Voluntary exile: a new beginning
“The arrest was a turning point in my career and personal life”
|“I am a different person from my former self prior to the arrest. I got to know the forms of torture I used to write about as I captured the detainees’ testimonies about torture in my reports. Having been inside the detention facility and the police station gave me a different perspective, and enabled me to see the reality of the accounts pertaining to torture.”|
After several months of detention, Nazeeha moved to France, and went back to work, as she was surrounded by immense moral and community support from her family and friends, which gave her strength.
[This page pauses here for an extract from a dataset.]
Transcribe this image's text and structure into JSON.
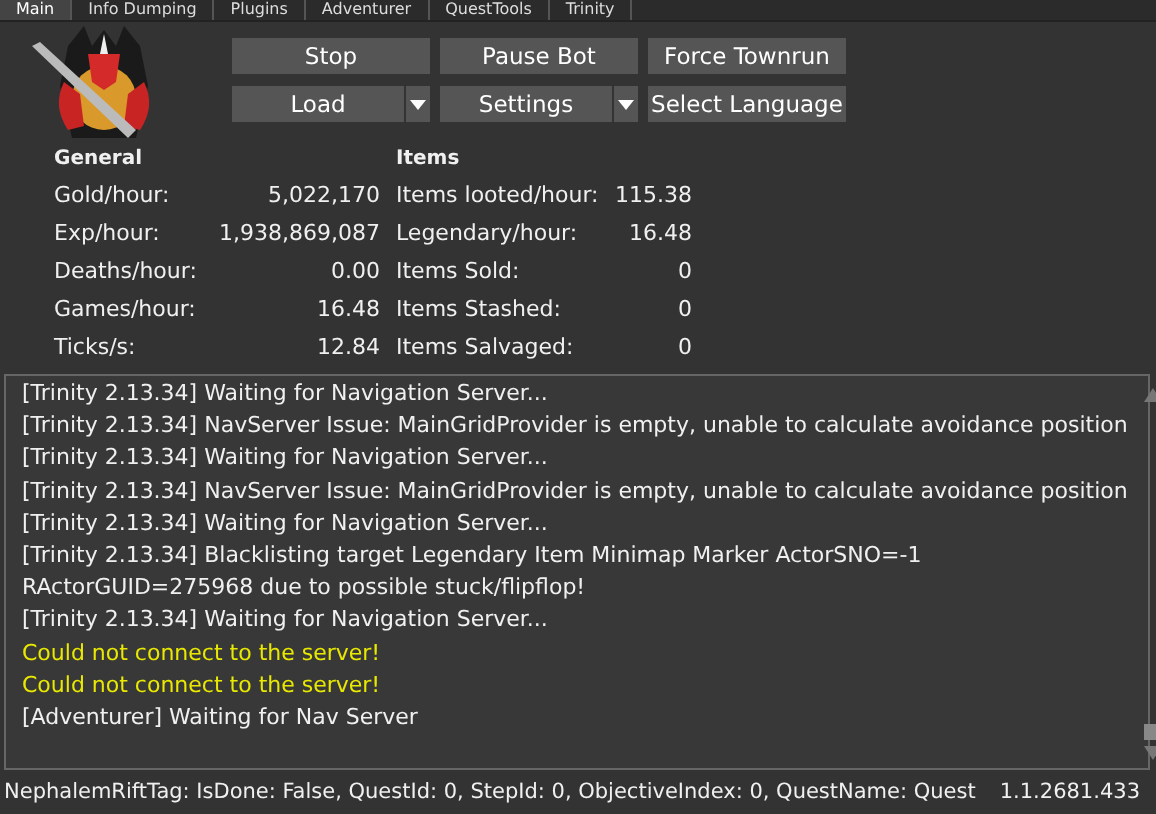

She begun to focus her journalistic work on human rights and political freedoms, particularly freedom of expression, freedom of the press and women’s rights. She authored numerous political and human rights reports, and provided training on the safety of journalists, investigative journalism and journalists’ rights, in addition to covering gender issues.
Life is not all that rosy
Although Nazeeha does not fear today that her home will be broken into or that she gets arrested due to an article or a tweet, she nevertheless faces other challenges, such as language, the different culture and sometimes societal racism, since she is not a citizen of any country in the European Union. She wishes she had stayed in her country among her family and friends. She sometimes faces gender-specific challenges and constraints that are experiences by women in the region particularly in media, which are often magnified on account of social beliefs and inherited customs.
|The people who influenced me the most and gave me strength were women whom I knew through personal ties or professional connections. I learned to be strong and resilient from the wives of those who are kept behind bars. These women played a major role in my journalism career over two decades.
We possess great might. I hope that women are aware of their potential and make use of it.
Armed with hope
Nazeeha gets inspiration from human rights defenders who remained true to their convictions and principles of defending human rights, in spite of all the harassment attempts against them and the torture to which they have been subjected. Her work with the families of detainees, with whom she was in direct contact as part of her work, was a key factor in reinforcing her strength and resilience. She could see how firmly they believe in their cause, and what tremendous power they had to be able to support their children and spouses who were imprisoned because they demanded political change and democracy in their country.
|I never aspired to hold any position in the legislature, the executive or the judiciary. I am part of the fourth estate, which has the power to exercise oversight and demand accountability.|
Nazeeha is armed with hope which always leads her to change. She believes that things will not remain the same, and that history has shown that oppressive authorities cannot last.
|We choose what we want and what impact we want to leave behind. I chose to take the side of people’s rights and just causes, and to try to make even a small difference in their lives, if I can protect them or help get their voices heard.|
She remains true to her convictions and believes that all people are free and have every right to speak their minds and express themselves. She strongly believes that freedom of the press is an important and fundamental pillar of democracy, which she hopes will prevail all over the world.